Чиновник, с пересохшим от страха ртом, пробормотал что-то нечленораздельное. Левантер повернулся к женщинам:

— Что касается вас, товарищи…

Женщины, заметно озадаченные, вылупились на него.

— Я всего лишь сказала несколько слов о вашей парке, товарищ, — сказала одна из них, облизывая губы.

— А я только сказала «Я-ма-ха»! — оправдывалась другая; при этом на ее щеках выступили капельки пота.

— «Парка»! «Ямаха»! И это все, что вы сумели сказать? Ни одна из вас не сочла необходимым возразить на фашистские замечания вашего товарища, — Левантер отчеканивал каждое слово. — Довольно. Мы разберемся с этим вопросом в Москве. А теперь, будьте любезны: имя, занятие, должность?

Первым заговорил мужчина, а за ним поторопились ответить на этот вопрос и женщины. Как и предполагал Левантер, это была номенклатура низшего пошиба — сотрудники Министерства торговли. Мужчина дрожащей рукой протянул паспорт, его жест сочетал желание услужить и полностью признать свою вину. Левантер довольно долго разглядывал документ, чтобы создать впечатление, будто он запоминает фамилию, а затем, не сказав ни слова, отвернулся, всем своим видом показывая, насколько ему неприятно случившееся происшествие и как он желает поскорее с ним покончить.

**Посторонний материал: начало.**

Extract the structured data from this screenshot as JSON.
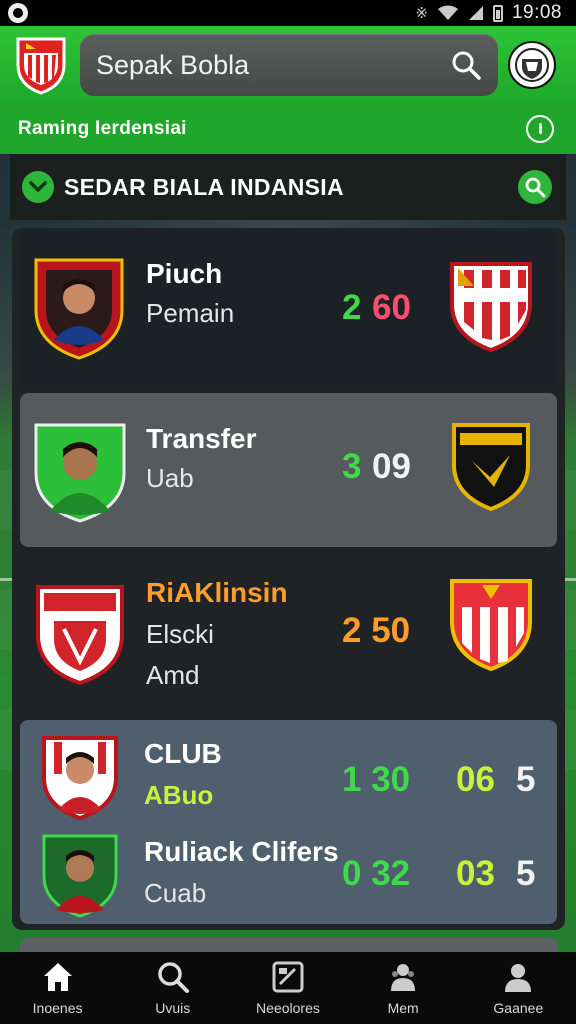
{
  "status_bar": {
    "time": "19:08",
    "icons": [
      "bluetooth-icon",
      "wifi-icon",
      "signal-icon",
      "battery-icon"
    ]
  },
  "app_bar": {
    "search_title": "Sepak Bobla",
    "search_icon": "search-icon"
  },
  "sub_bar": {
    "text": "Raming Ierdensiai"
  },
  "section": {
    "title": "SEDAR BIALA INDANSIA"
  },
  "cards": [
    {
      "title": "Piuch",
      "subtitle": "Pemain",
      "score_a": "2",
      "score_b": "60"
    },
    {
      "title": "Transfer",
      "subtitle": "Uab",
      "score_a": "3",
      "score_b": "09"
    },
    {
      "title": "RiAKlinsin",
      "subtitle": "Elscki",
      "subtitle2": "Amd",
      "score": "2 50"
    },
    {
      "rows": [
        {
          "title": "CLUB",
          "subtitle": "ABuo",
          "score_a": "1 30",
          "score_b": "06",
          "score_c": "5"
        },
        {
          "title": "Ruliack Clifers",
          "subtitle": "Cuab",
          "score_a": "0 32",
          "score_b": "03",
          "score_c": "5"
        }
      ]
    }
  ],
  "bottom_nav": [
    {
      "label": "Inoenes",
      "icon": "home-icon"
    },
    {
      "label": "Uvuis",
      "icon": "search-icon"
    },
    {
      "label": "Neeolores",
      "icon": "news-icon"
    },
    {
      "label": "Mem",
      "icon": "teams-icon"
    },
    {
      "label": "Gaanee",
      "icon": "profile-icon"
    }
  ],
  "colors": {
    "brand_green": "#1ea82a",
    "score_green": "#3fd94c",
    "score_pink": "#ff4d6d",
    "score_orange": "#ff9c2a",
    "score_lime": "#c9f23a"
  }
}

Вагончик прибыл на промежуточную станцию, откуда лыжники могли либо подняться вверх на подъемнике PicSoleil, либо спуститься на лыжах вниз. Дверцы отворились. Толпа лыжников повалила наружу, и в создавшейся суматохе советское трио заторопилось прочь.

Проходя к месту посадки на следующий вагончик, Левантер увидел, что русские сели за один из самых уединенных столиков на террасе и теперь нервно просматривают свои паспорта и прочие документы. Не было никакого сомнения, что они уже готовятся к допросу, который им предстоит по возвращении.